Life + Arts Movies

Review: Director sends message in thinking horror film

Unlike other horror films featuring an unlikely killer, Director Barry Levinson takes the genre to a new direction with “The Bay” and fuses science-fiction with scary elements that push the story.

The movie opens with media reports of millions of fish turning up dead in Chesapeake Bay. Hundreds of residents of a nearby town soon become infected by a strange rash and are dead by the end of the day.

The cause is covered up by the government until three years after the disaster when local news intern Donna Thompson, played by Kether Donohue, finally reveals the truth in a Skype interview.

Things take a strange turn when police respond to two domestic violence calls, where one victim is found mutilated.  Thompson immediately follows the story thinking it’s a simple murder, but that changes when a woman with strange blisters all over her body shows up at the festival asking for help.

Soon, residents begin to overrun the hospital with the same blisters and the doctors are unsure of what the cause is or what to do to help.
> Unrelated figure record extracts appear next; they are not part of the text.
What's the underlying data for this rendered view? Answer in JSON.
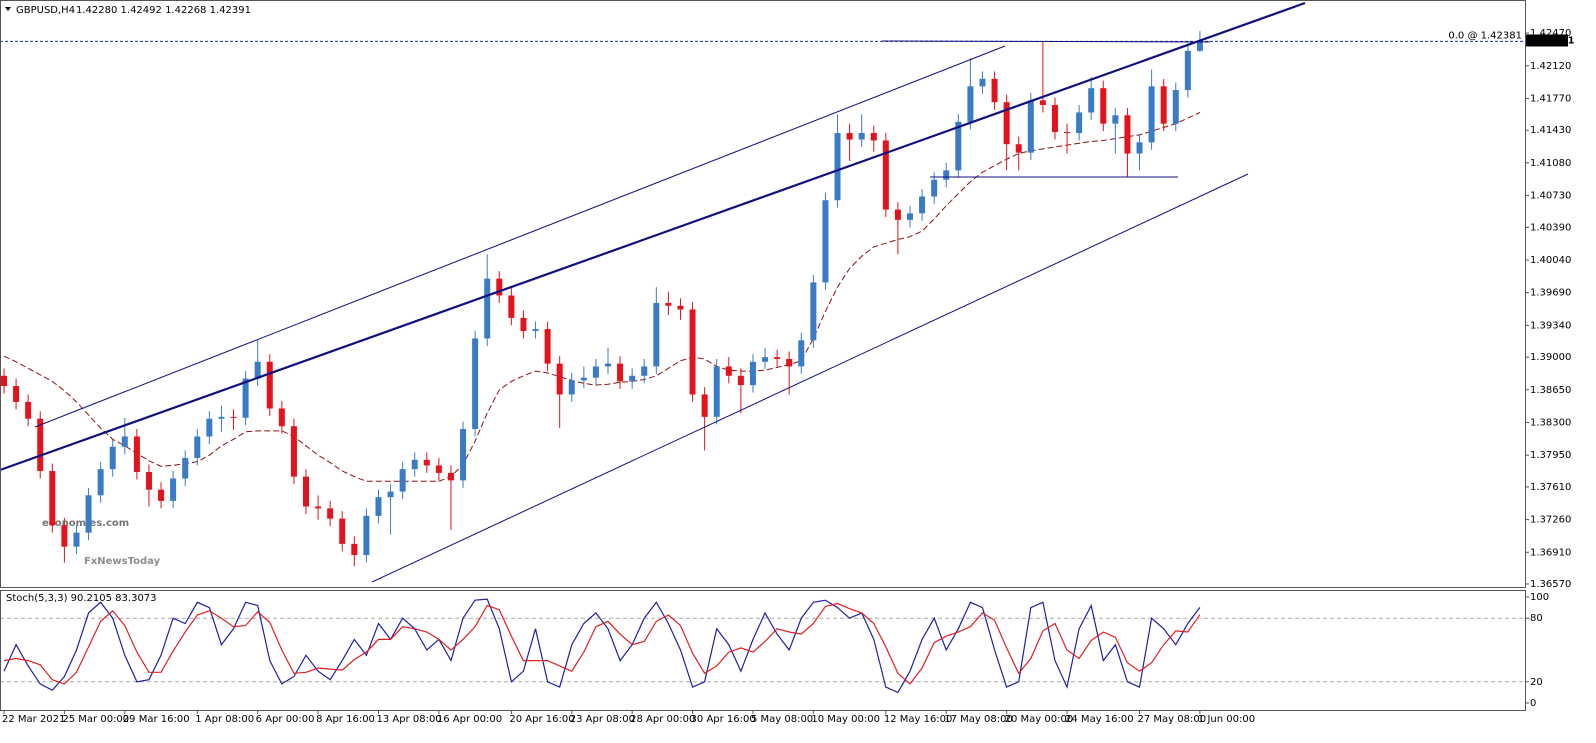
{
  "header": {
    "symbol": "GBPUSD,H4",
    "ohlc": "1.42280 1.42492 1.42268 1.42391"
  },
  "watermark": {
    "brand": "economies.com",
    "partner": "FxNewsToday"
  },
  "chart_data": [
    {
      "type": "candlestick",
      "up_color": "#3a7bc8",
      "down_color": "#e3121c",
      "categories": [
        "22 Mar 2021",
        null,
        null,
        null,
        null,
        "25 Mar 00:00",
        null,
        null,
        null,
        null,
        "29 Mar 16:00",
        null,
        null,
        null,
        null,
        null,
        "1 Apr 08:00",
        null,
        null,
        null,
        null,
        "6 Apr 00:00",
        null,
        null,
        null,
        null,
        "8 Apr 16:00",
        null,
        null,
        null,
        null,
        "13 Apr 08:00",
        null,
        null,
        null,
        null,
        "16 Apr 00:00",
        null,
        null,
        null,
        null,
        null,
        "20 Apr 16:00",
        null,
        null,
        null,
        null,
        "23 Apr 08:00",
        null,
        null,
        null,
        null,
        "28 Apr 00:00",
        null,
        null,
        null,
        null,
        "30 Apr 16:00",
        null,
        null,
        null,
        null,
        "5 May 08:00",
        null,
        null,
        null,
        null,
        "10 May 00:00",
        null,
        null,
        null,
        null,
        null,
        "12 May 16:00",
        null,
        null,
        null,
        null,
        "17 May 08:00",
        null,
        null,
        null,
        null,
        "20 May 00:00",
        null,
        null,
        null,
        null,
        "24 May 16:00",
        null,
        null,
        null,
        null,
        null,
        "27 May 08:00",
        null,
        null,
        null,
        null,
        "1 Jun 00:00"
      ],
      "open": [
        1.388,
        1.3869,
        1.3852,
        1.3834,
        1.3778,
        1.372,
        1.3697,
        1.3712,
        1.3752,
        1.378,
        1.3804,
        1.3815,
        1.3777,
        1.3758,
        1.3746,
        1.377,
        1.3792,
        1.3815,
        1.3834,
        1.3836,
        1.3835,
        1.3877,
        1.3895,
        1.3845,
        1.3826,
        1.3772,
        1.374,
        1.3738,
        1.3727,
        1.37,
        1.3688,
        1.373,
        1.375,
        1.3756,
        1.378,
        1.379,
        1.3784,
        1.3776,
        1.3768,
        1.3823,
        1.392,
        1.3984,
        1.3966,
        1.3942,
        1.3928,
        1.393,
        1.3893,
        1.386,
        1.3875,
        1.3878,
        1.389,
        1.3893,
        1.3874,
        1.388,
        1.389,
        1.3958,
        1.3955,
        1.3951,
        1.386,
        1.3836,
        1.389,
        1.388,
        1.387,
        1.3895,
        1.39,
        1.3898,
        1.389,
        1.3918,
        1.398,
        1.4068,
        1.414,
        1.4133,
        1.414,
        1.4132,
        1.4058,
        1.4047,
        1.4054,
        1.4072,
        1.409,
        1.41,
        1.4152,
        1.419,
        1.4198,
        1.4173,
        1.4128,
        1.4119,
        1.4175,
        1.417,
        1.4141,
        1.414,
        1.4162,
        1.4188,
        1.415,
        1.4159,
        1.4118,
        1.413,
        1.419,
        1.415,
        1.4186,
        1.4228
      ],
      "high": [
        1.3888,
        1.3877,
        1.386,
        1.3842,
        1.3786,
        1.3728,
        1.372,
        1.376,
        1.3788,
        1.3812,
        1.3835,
        1.3823,
        1.3785,
        1.3766,
        1.3778,
        1.38,
        1.3823,
        1.3842,
        1.3848,
        1.3844,
        1.3885,
        1.3918,
        1.3903,
        1.3853,
        1.3834,
        1.378,
        1.3752,
        1.3746,
        1.3735,
        1.3708,
        1.3738,
        1.3758,
        1.3764,
        1.3788,
        1.3798,
        1.3798,
        1.3792,
        1.3784,
        1.3831,
        1.3928,
        1.401,
        1.3992,
        1.3974,
        1.395,
        1.3938,
        1.3938,
        1.3901,
        1.3883,
        1.389,
        1.3898,
        1.391,
        1.3901,
        1.3888,
        1.3898,
        1.3975,
        1.397,
        1.3963,
        1.3959,
        1.3868,
        1.3898,
        1.39,
        1.3888,
        1.3903,
        1.391,
        1.3908,
        1.3906,
        1.3926,
        1.3988,
        1.4076,
        1.416,
        1.415,
        1.416,
        1.4148,
        1.414,
        1.4066,
        1.4062,
        1.408,
        1.4098,
        1.4108,
        1.416,
        1.422,
        1.4206,
        1.4206,
        1.4181,
        1.4136,
        1.4183,
        1.4238,
        1.4178,
        1.415,
        1.417,
        1.42,
        1.4196,
        1.4167,
        1.4167,
        1.4138,
        1.4208,
        1.4198,
        1.4194,
        1.4236,
        1.42492
      ],
      "low": [
        1.3861,
        1.3844,
        1.3826,
        1.377,
        1.3712,
        1.368,
        1.3689,
        1.3704,
        1.3744,
        1.3772,
        1.3796,
        1.3769,
        1.374,
        1.3738,
        1.3738,
        1.3762,
        1.3784,
        1.3807,
        1.382,
        1.3822,
        1.3827,
        1.3869,
        1.3837,
        1.3818,
        1.3764,
        1.3732,
        1.3726,
        1.3719,
        1.3692,
        1.3676,
        1.368,
        1.3722,
        1.371,
        1.3748,
        1.3772,
        1.3776,
        1.3768,
        1.3715,
        1.376,
        1.3815,
        1.3912,
        1.3958,
        1.3934,
        1.392,
        1.392,
        1.3885,
        1.3824,
        1.3852,
        1.3867,
        1.387,
        1.3882,
        1.3866,
        1.3866,
        1.3872,
        1.3882,
        1.3945,
        1.394,
        1.3852,
        1.38,
        1.3828,
        1.3872,
        1.384,
        1.3862,
        1.3887,
        1.389,
        1.386,
        1.3882,
        1.391,
        1.3972,
        1.406,
        1.411,
        1.4125,
        1.412,
        1.405,
        1.401,
        1.4039,
        1.4046,
        1.4064,
        1.4082,
        1.4092,
        1.4144,
        1.4182,
        1.4165,
        1.41,
        1.41,
        1.4111,
        1.4162,
        1.4133,
        1.4118,
        1.4132,
        1.4154,
        1.4142,
        1.4118,
        1.4093,
        1.41,
        1.4122,
        1.4142,
        1.4142,
        1.4178,
        1.42268
      ],
      "close": [
        1.3869,
        1.3852,
        1.3834,
        1.3778,
        1.372,
        1.3697,
        1.3712,
        1.3752,
        1.378,
        1.3804,
        1.3815,
        1.3777,
        1.3758,
        1.3746,
        1.377,
        1.3792,
        1.3815,
        1.3834,
        1.3836,
        1.3835,
        1.3877,
        1.3895,
        1.3845,
        1.3826,
        1.3772,
        1.374,
        1.3738,
        1.3727,
        1.37,
        1.3688,
        1.373,
        1.375,
        1.3756,
        1.378,
        1.379,
        1.3784,
        1.3776,
        1.3768,
        1.3823,
        1.392,
        1.3984,
        1.3966,
        1.3942,
        1.3928,
        1.393,
        1.3893,
        1.386,
        1.3875,
        1.3878,
        1.389,
        1.3893,
        1.3874,
        1.388,
        1.389,
        1.3958,
        1.3955,
        1.3951,
        1.386,
        1.3836,
        1.389,
        1.388,
        1.387,
        1.3895,
        1.39,
        1.3898,
        1.389,
        1.3918,
        1.398,
        1.4068,
        1.414,
        1.4133,
        1.414,
        1.4132,
        1.4058,
        1.4047,
        1.4054,
        1.4072,
        1.409,
        1.41,
        1.4152,
        1.419,
        1.4198,
        1.4173,
        1.4128,
        1.4119,
        1.4175,
        1.417,
        1.4141,
        1.414,
        1.4162,
        1.4188,
        1.415,
        1.4159,
        1.4118,
        1.413,
        1.419,
        1.415,
        1.4186,
        1.4228,
        1.42391
      ],
      "overlays": [
        {
          "color": "#8b1010",
          "values": [
            1.3901,
            1.3895,
            1.3888,
            1.3881,
            1.3874,
            1.3864,
            1.3852,
            1.3838,
            1.3824,
            1.3812,
            1.3805,
            1.3797,
            1.3789,
            1.3783,
            1.3784,
            1.3786,
            1.3788,
            1.3795,
            1.3805,
            1.3812,
            1.382,
            1.3821,
            1.3821,
            1.3821,
            1.3815,
            1.3805,
            1.3795,
            1.3787,
            1.3778,
            1.3772,
            1.3767,
            1.3767,
            1.3767,
            1.3767,
            1.3767,
            1.3767,
            1.3767,
            1.3772,
            1.3785,
            1.381,
            1.384,
            1.3865,
            1.3874,
            1.388,
            1.3885,
            1.3883,
            1.3879,
            1.3875,
            1.3872,
            1.387,
            1.3871,
            1.3873,
            1.3874,
            1.3876,
            1.388,
            1.3888,
            1.3896,
            1.39,
            1.3898,
            1.389,
            1.3886,
            1.3885,
            1.3885,
            1.3886,
            1.3889,
            1.3892,
            1.3896,
            1.392,
            1.3949,
            1.3975,
            1.3995,
            1.4008,
            1.4018,
            1.4022,
            1.4026,
            1.4029,
            1.4035,
            1.4048,
            1.4062,
            1.4075,
            1.4088,
            1.4098,
            1.4105,
            1.4112,
            1.4118,
            1.4121,
            1.4123,
            1.4125,
            1.4127,
            1.4129,
            1.4131,
            1.4132,
            1.4134,
            1.4136,
            1.4138,
            1.4142,
            1.4146,
            1.415,
            1.4156,
            1.4162
          ]
        }
      ],
      "ylim": [
        1.36538,
        1.42803
      ],
      "yticks": [
        {
          "value": 1.4247,
          "label": "1.42470"
        },
        {
          "value": 1.4212,
          "label": "1.42120"
        },
        {
          "value": 1.4177,
          "label": "1.41770"
        },
        {
          "value": 1.4143,
          "label": "1.41430"
        },
        {
          "value": 1.4108,
          "label": "1.41080"
        },
        {
          "value": 1.4073,
          "label": "1.40730"
        },
        {
          "value": 1.4039,
          "label": "1.40390"
        },
        {
          "value": 1.4004,
          "label": "1.40040"
        },
        {
          "value": 1.3969,
          "label": "1.39690"
        },
        {
          "value": 1.3934,
          "label": "1.39340"
        },
        {
          "value": 1.39,
          "label": "1.39000"
        },
        {
          "value": 1.3865,
          "label": "1.38650"
        },
        {
          "value": 1.383,
          "label": "1.38300"
        },
        {
          "value": 1.3795,
          "label": "1.37950"
        },
        {
          "value": 1.3761,
          "label": "1.37610"
        },
        {
          "value": 1.3726,
          "label": "1.37260"
        },
        {
          "value": 1.3691,
          "label": "1.36910"
        },
        {
          "value": 1.3657,
          "label": "1.36570"
        }
      ],
      "fib_level": {
        "value": 1.42381,
        "label": "0.0 @ 1.42381",
        "color": "#1a2a9a"
      },
      "bid": {
        "value": 1.42391,
        "label": "1.42391"
      }
    },
    {
      "type": "line",
      "label": "Stoch(5,3,3) 90.2105 83.3073",
      "series": [
        {
          "color": "#1f1fa8",
          "values": [
            30,
            55,
            35,
            18,
            12,
            25,
            50,
            85,
            95,
            80,
            45,
            20,
            22,
            45,
            80,
            75,
            95,
            90,
            55,
            70,
            95,
            92,
            40,
            18,
            25,
            45,
            30,
            22,
            40,
            60,
            45,
            75,
            60,
            80,
            70,
            50,
            60,
            40,
            80,
            97,
            98,
            70,
            20,
            30,
            70,
            20,
            15,
            55,
            75,
            85,
            70,
            40,
            55,
            80,
            95,
            75,
            50,
            15,
            20,
            70,
            55,
            30,
            60,
            85,
            65,
            50,
            80,
            95,
            97,
            90,
            80,
            85,
            60,
            15,
            10,
            30,
            60,
            80,
            50,
            70,
            95,
            90,
            50,
            15,
            20,
            90,
            95,
            40,
            15,
            70,
            92,
            40,
            55,
            20,
            15,
            80,
            70,
            55,
            75,
            90.2105
          ]
        },
        {
          "color": "#e02020",
          "values": [
            40,
            42,
            40,
            36,
            22,
            18,
            29,
            53,
            77,
            87,
            73,
            48,
            29,
            29,
            49,
            67,
            83,
            87,
            80,
            72,
            73,
            86,
            76,
            50,
            28,
            29,
            33,
            32,
            31,
            41,
            48,
            60,
            60,
            72,
            70,
            67,
            60,
            50,
            60,
            72,
            92,
            88,
            63,
            40,
            40,
            40,
            35,
            30,
            48,
            72,
            77,
            65,
            55,
            58,
            77,
            83,
            73,
            47,
            28,
            35,
            48,
            52,
            48,
            58,
            70,
            67,
            65,
            75,
            91,
            94,
            89,
            85,
            75,
            53,
            28,
            18,
            33,
            57,
            63,
            67,
            72,
            85,
            78,
            52,
            28,
            42,
            68,
            75,
            50,
            42,
            59,
            67,
            62,
            38,
            30,
            38,
            55,
            68,
            67,
            83.3073
          ]
        }
      ],
      "ylim": [
        -6.6,
        106.6
      ],
      "yticks": [
        100,
        80,
        20,
        0
      ],
      "grid_levels": [
        80,
        20
      ]
    }
  ]
}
Thompson informs the audience that within 24 hours, the victims are all dead, having died from being eaten from the inside out.

In order to make this film horrifying, Levinson employs the same mock documentary footage style that films like “The Blair Witch Project” and the “Paranormal Activity” franchise use to tell the story.

The cast of unknowns and the tension that the movie builds in the investigation to find out what is killing people is what ultimately strengthens the movie.

Research footage from scientists and a video of steroid-enhanced chicken excrement being dumped into the bay from an eco-blogger is used to underline the message that Levinson is trying to tell: that people should be more vigilant in protecting the environment.

The message that is implemented into “The Bay” is well placed and scary in itself.

Levinson employs real life evidence of the bay’s pollution and takes it to an extreme to scare the audience.

As the movie continues, the evidence that is being presented all lies in the realm of possibility and that is what helps in scaring the audience.

All in all, Levinson should be commended for taking a different route in this horror movie. The suspense and buildup of the plot is intriguing and while there are a few “gotcha” moments and plenty of gore that will delight horror fans, “The Bay” is more of a thinking man’s horror film that everyone can enjoy.